Los galos se impusieron por 3-0 con un doblete de «Kiki» —que llegó a los 16 goles en Copas del Mundo e igualó a Miroslav Klose— en su partido número 100 con la selección. El encuentro en Filadelfia estuvo suspendido más de dos horas por una fuerte tormenta eléctrica.
Francia abrochó este lunes su clasificación a los dieciseisavos de final de la Copa del Mundo tras pasarle por arriba a Irak con un contundente 3-0 en el Lincoln Financial Field. El encuentro estuvo marcado por una larguísima interrupción de más de dos horas a raíz de una intensa tormenta eléctrica que azotó a la ciudad de Filadelfia.
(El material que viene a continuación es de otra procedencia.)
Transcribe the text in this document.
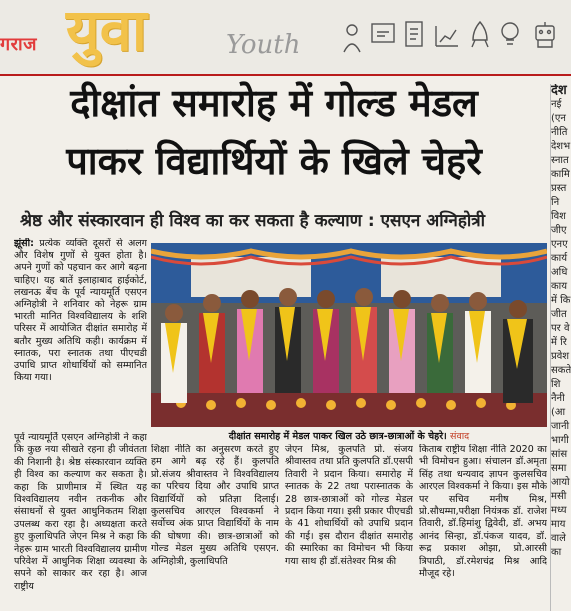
गराज युवा	Youth
दीक्षांत समारोह में गोल्ड मेडल
पाकर विद्यार्थियों के खिले चेहरे
श्रेष्ठ और संस्कारवान ही विश्व का कर सकता है कल्याण : एसएन अग्निहोत्री
झूंसी: प्रत्येक व्यक्ति दूसरों से अलग और विशेष गुणों से युक्त होता है। अपने गुणों को पहचान कर आगे बढ़ना चाहिए। यह बातें इलाहाबाद हाईकोर्ट, लखनऊ बेंच के पूर्व न्यायमूर्ति एसएन अग्निहोत्री ने शनिवार को नेहरू ग्राम भारती मानित विश्वविद्यालय के शशि परिसर में आयोजित दीक्षांत समारोह में बतौर मुख्य अतिथि कही। कार्यक्रम में स्नातक, परा स्नातक तथा पीएचडी उपाधि प्राप्त शोधार्थियों को सम्मानित किया गया।
दीक्षांत समारोह में मेडल पाकर खिल उठे छात्र-छात्राओं के चेहरे। संवाद

पूर्व न्यायमूर्ति एसएन अग्निहोत्री ने कहा कि कुछ नया सीखते रहना ही जीवंतता की निशानी है। श्रेष्ठ संस्कारवान व्यक्ति ही विश्व का कल्याण कर सकता है। कहा कि प्राणीमात्र में स्थित यह विश्वविद्यालय नवीन तकनीक और संसाधनों से युक्त आधुनिकतम शिक्षा उपलब्ध करा रहा है। अध्यक्षता करते हुए कुलाधिपति जेएन मिश्र ने कहा कि नेहरू ग्राम भारती विश्वविद्यालय ग्रामीण परिवेश में आधुनिक शिक्षा व्यवस्था के सपने को साकार कर रहा है। आज राष्ट्रीय

शिक्षा नीति का अनुसरण करते हुए हम आगे बढ़ रहे हैं। कुलपति प्रो.संजय श्रीवास्तव ने विश्वविद्यालय का परिचय दिया और उपाधि प्राप्त विद्यार्थियों को प्रतिज्ञा दिलाई। कुलसचिव आरएल विश्वकर्मा ने सर्वोच्च अंक प्राप्त विद्यार्थियों के नाम की घोषणा की। छात्र-छात्राओं को गोल्ड मेडल मुख्य अतिथि एसएन. अग्निहोत्री, कुलाधिपति

जेएन मिश्र, कुलपति प्रो. संजय श्रीवास्तव तथा प्रति कुलपति डॉ.एसपी तिवारी ने प्रदान किया। समारोह में स्नातक के 22 तथा परास्नातक के 28 छात्र-छात्राओं को गोल्ड मेडल प्रदान किया गया। इसी प्रकार पीएचडी के 41 शोधार्थियों को उपाधि प्रदान की गई। इस दौरान दीक्षांत समारोह की स्मारिका का विमोचन भी किया गया साथ ही डॉ.संतेश्वर मिश्र की

किताब राष्ट्रीय शिक्षा नीति 2020 का भी विमोचन हुआ। संचालन डॉ.अमृता सिंह तथा धन्यवाद ज्ञापन कुलसचिव आरएल विश्वकर्मा ने किया। इस मौके पर सचिव मनीष मिश्र, प्रो.सौधम्मा,परीक्षा नियंत्रक डॉ. राजेश तिवारी, डॉ.हिमांशु द्विवेदी, डॉ. अभय आनंद सिन्हा, डॉ.पंकज यादव, डॉ. रूद्र प्रकाश ओझा, प्रो.आरसी त्रिपाठी, डॉ.रमेशचंद्र मिश्र आदि मौजूद रहे।

देश
नई
(एन
नीति
देशभ
स्नात
कामि
प्रस्त
नि
विश
जीए
एनए
कार्य
अधि
काय
में कि
जीत
पर वे
में रि
प्रवेश
सकते
शि
नैनी
(आ
जानी
भागी
सांस
समा
आयो
मसी
मध्य
माय
वाले
का
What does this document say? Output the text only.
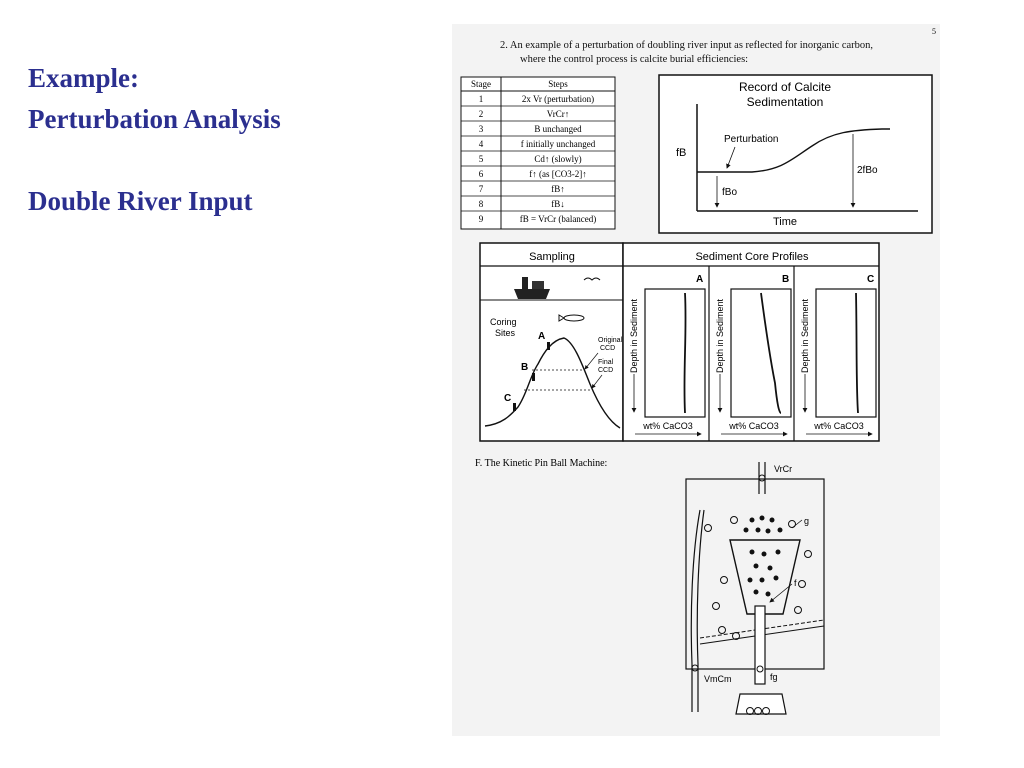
Example:
Perturbation Analysis
Double River Input
5
2. An example of a perturbation of doubling river input as reflected for inorganic carbon,
where the control process is calcite burial efficiencies:
Stage	Steps
1	2x Vr (perturbation)
2	VrCr↑
3	B unchanged
4	f initially unchanged
5	Cd↑ (slowly)
6	f↑ (as [CO3-2]↑
7	fB↑
8	fB↓
9	fB = VrCr (balanced)
Record of Calcite
Sedimentation
fB
Time
Perturbation
fBo
2fBo
Sampling
Coring
Sites A
B
C
Original
CCD
Final
CCD
Sediment Core Profiles
A
Depth in Sediment
wt% CaCO3
B
Depth in Sediment
wt% CaCO3
C
Depth in Sediment
wt% CaCO3
F. The Kinetic Pin Ball Machine:	VrCr
VmCm	fg
g
f
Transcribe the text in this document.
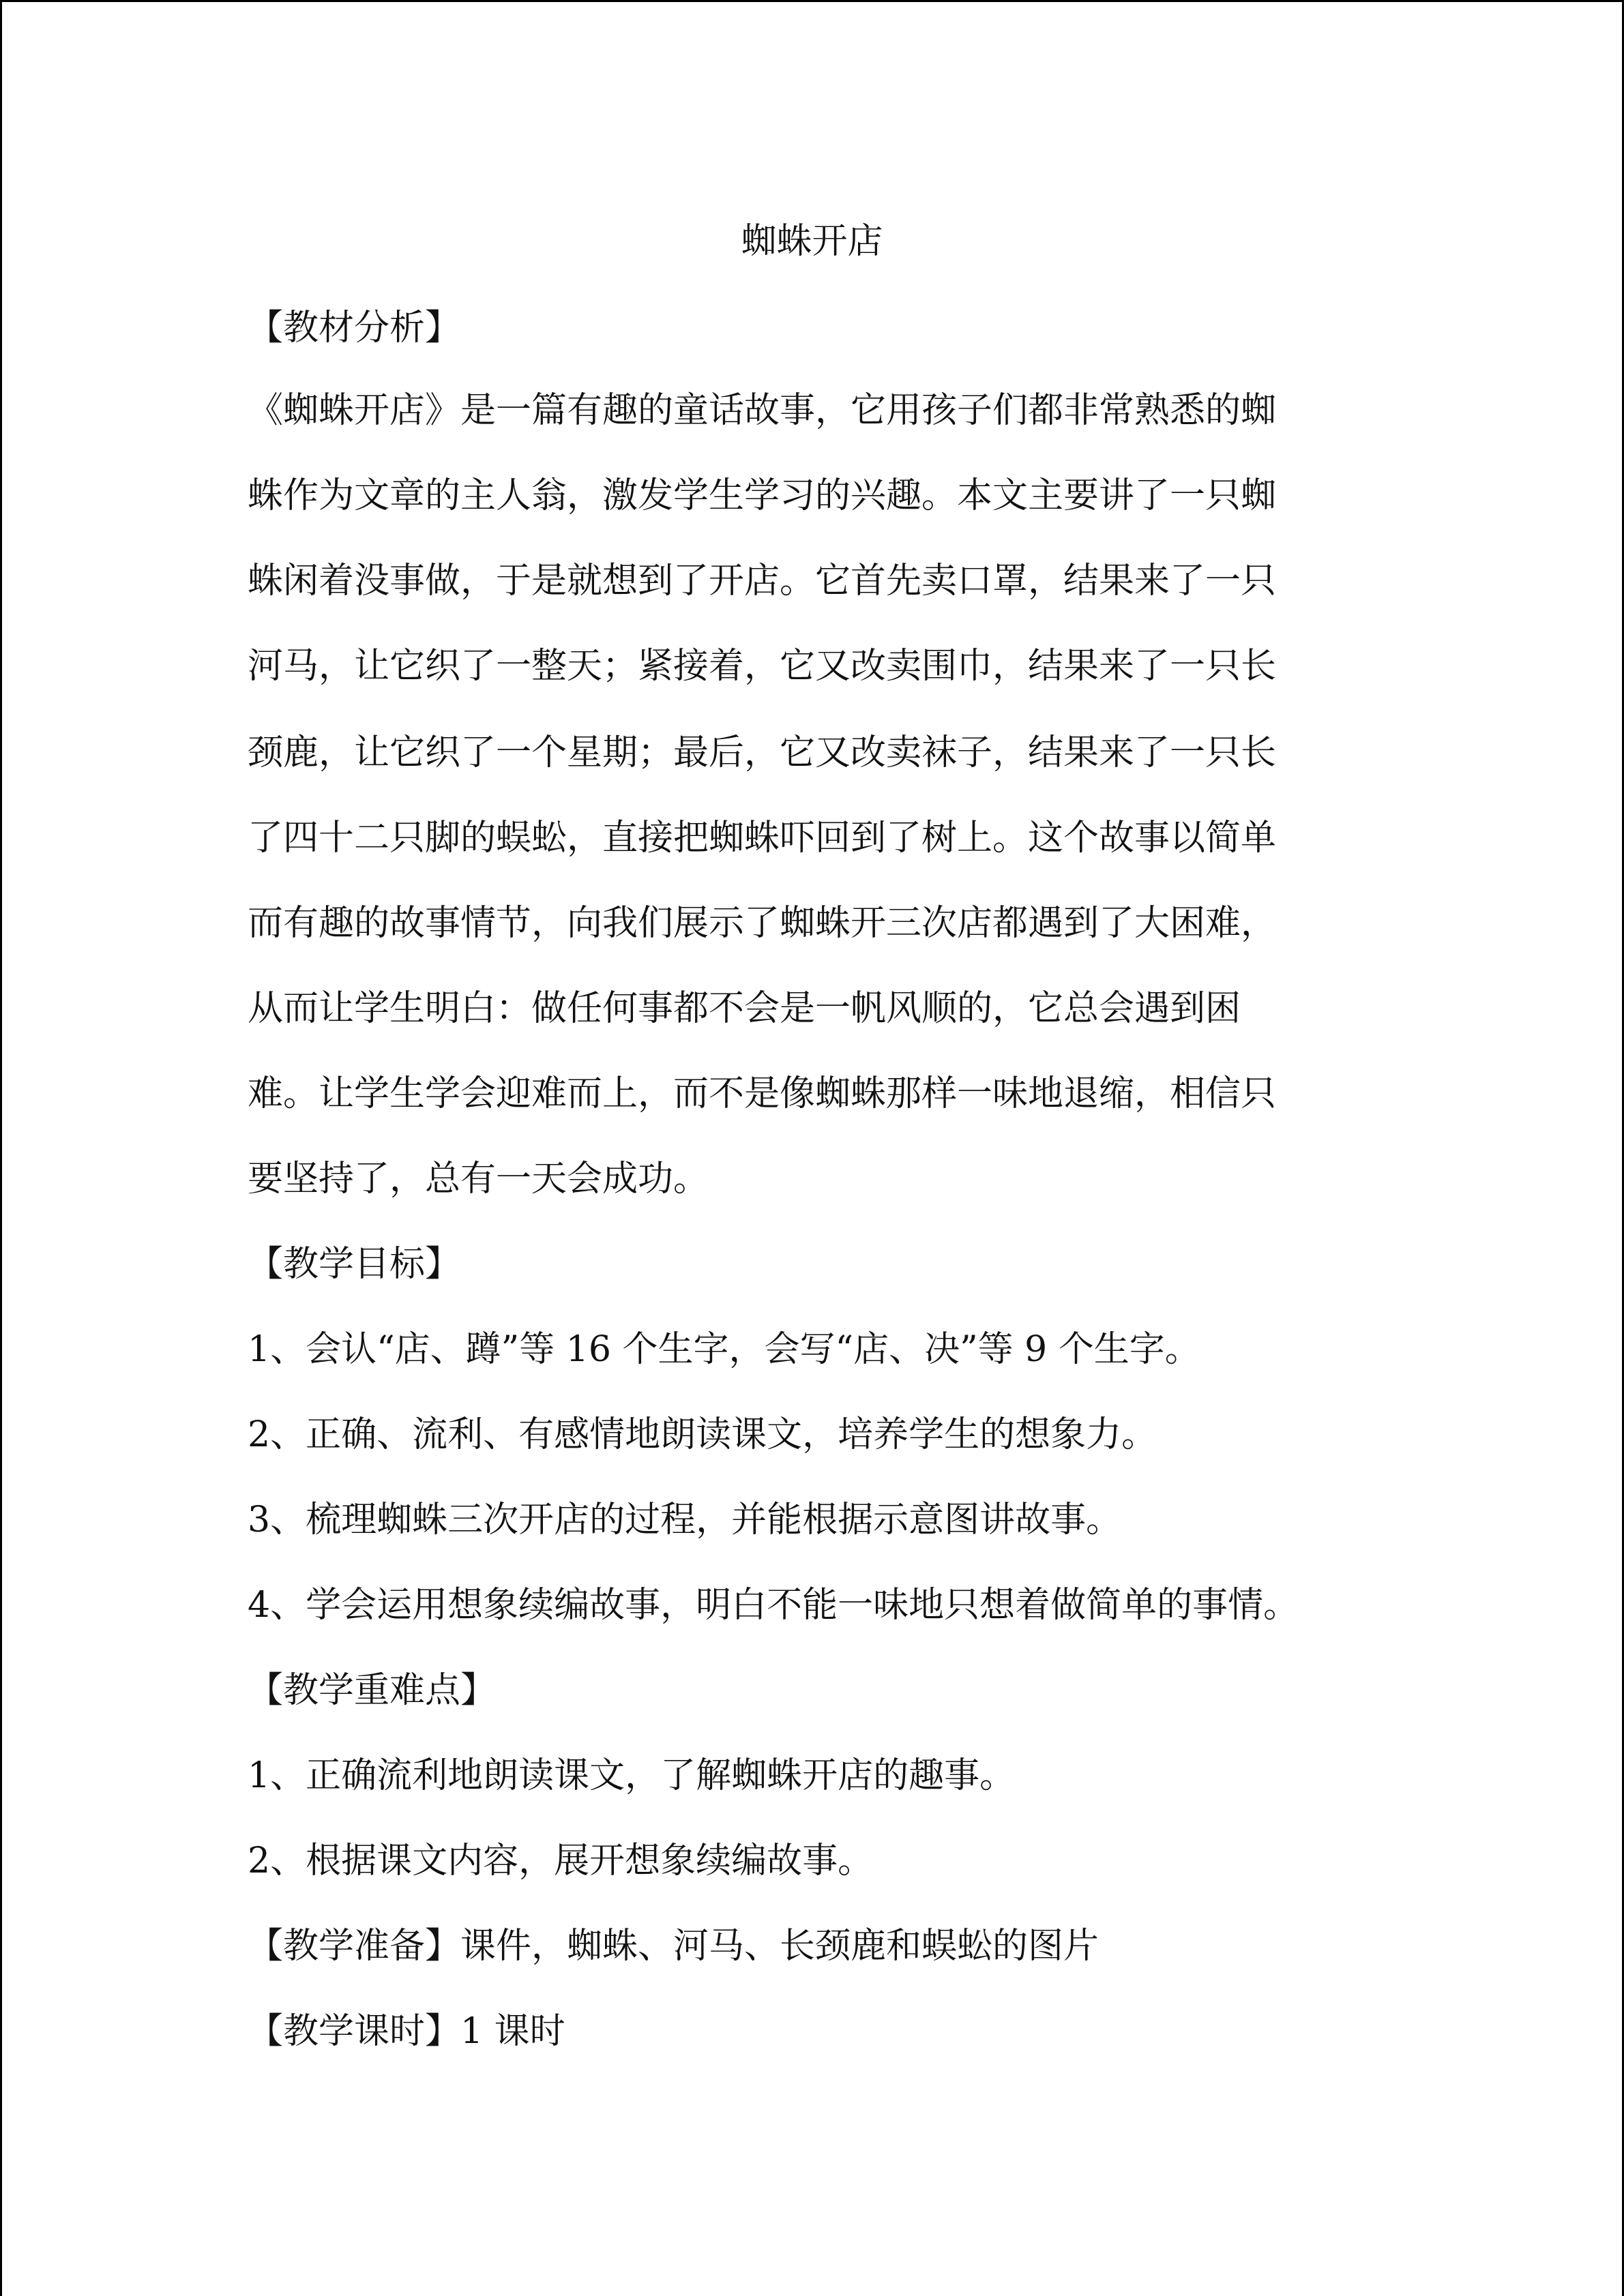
蜘蛛开店

【教材分析】

《蜘蛛开店》是一篇有趣的童话故事，它用孩子们都非常熟悉的蜘

蛛作为文章的主人翁，激发学生学习的兴趣。本文主要讲了一只蜘

蛛闲着没事做，于是就想到了开店。它首先卖口罩，结果来了一只

河马，让它织了一整天；紧接着，它又改卖围巾，结果来了一只长

颈鹿，让它织了一个星期；最后，它又改卖袜子，结果来了一只长

了四十二只脚的蜈蚣，直接把蜘蛛吓回到了树上。这个故事以简单

而有趣的故事情节，向我们展示了蜘蛛开三次店都遇到了大困难，

从而让学生明白：做任何事都不会是一帆风顺的，它总会遇到困

难。让学生学会迎难而上，而不是像蜘蛛那样一味地退缩，相信只

要坚持了，总有一天会成功。

【教学目标】

1、会认“店、蹲”等 16 个生字，会写“店、决”等 9 个生字。

2、正确、流利、有感情地朗读课文，培养学生的想象力。

3、梳理蜘蛛三次开店的过程，并能根据示意图讲故事。

4、学会运用想象续编故事，明白不能一味地只想着做简单的事情。

【教学重难点】

1、正确流利地朗读课文，了解蜘蛛开店的趣事。

2、根据课文内容，展开想象续编故事。

【教学准备】课件，蜘蛛、河马、长颈鹿和蜈蚣的图片

【教学课时】1 课时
El arranque de «Les Bleus» fue un verdadero monólogo. Los dirigidos por Didier Deschamps se adueñaron de la pelota desde el pitazo inicial y metieron a los asiáticos adentro de su propio arco. El dominio se tradujo rápidamente en el marcador: a los 14 minutos, Michael Olise habilitó a Kylian Mbappé, quien sacó un zurdazo con rosca desde afuera del área que se coló contra el palo de Ahmed Basil para decretar el 1-0.
Fue un gol con un sabor muy especial. Mbappé festejaba su partido número 100 con la camiseta de su país (convirtiéndose en el décimo jugador francés en alcanzar esa cifra) y, además, sumaba su grito número 15 en los Mundiales, igualando en ese momento la marca del brasileño Ronaldo.
A la media hora de juego se largó un diluvio universal. Al término del primer tiempo, los altoparlantes del estadio anunciaron la suspensión temporal del partido debido al peligro de los rayos, obligando a los más de 68.000 espectadores a buscar refugio en los pasillos de las tribunas. Fue el primer encuentro de este Mundial afectado directamente por las condiciones climáticas.
Tras el parate de más de dos horas, los equipos volvieron a la cancha y un blooper en la defensa iraquí liquidó el partido. El zaguero Zaid Tahseen dio un pase atrás cortísimo para su arquero; Ousmane Dembélé, bicho, la robó y se la sirvió en bandeja a Mbappé, que solo tuvo que empujarla para firmar el 2-0 a los 54 minutos. Con ese doblete, llegó a las 16 dianas mundialistas, alcanzando al alemán Miroslav Klose como el segundo máximo artillero de la historia del certamen, quedando a solo dos del récord de Lionel Messi.
A los 66 minutos llegó el tercero para bajar la cortina. Olise armó una buena jugada por el medio y habilitó a Dembélé, para que el «Mosquito» sacara un remate cruzado y anotara su primer gol en una Copa del Mundo, sellando el 3-0 definitivo.
Con el trámite totalmente liquidado, Deschamps movió el banco y cuidó las piernas de casi todos sus delanteros para lo que se viene. Francia cerrará el Grupo I este próximo viernes en Boston frente a Noruega, en lo que promete ser un choque imperdible de artillería pesada entre Kylian Mbappé y Erling Haaland para ver quién se queda con el primer lugar de la zona.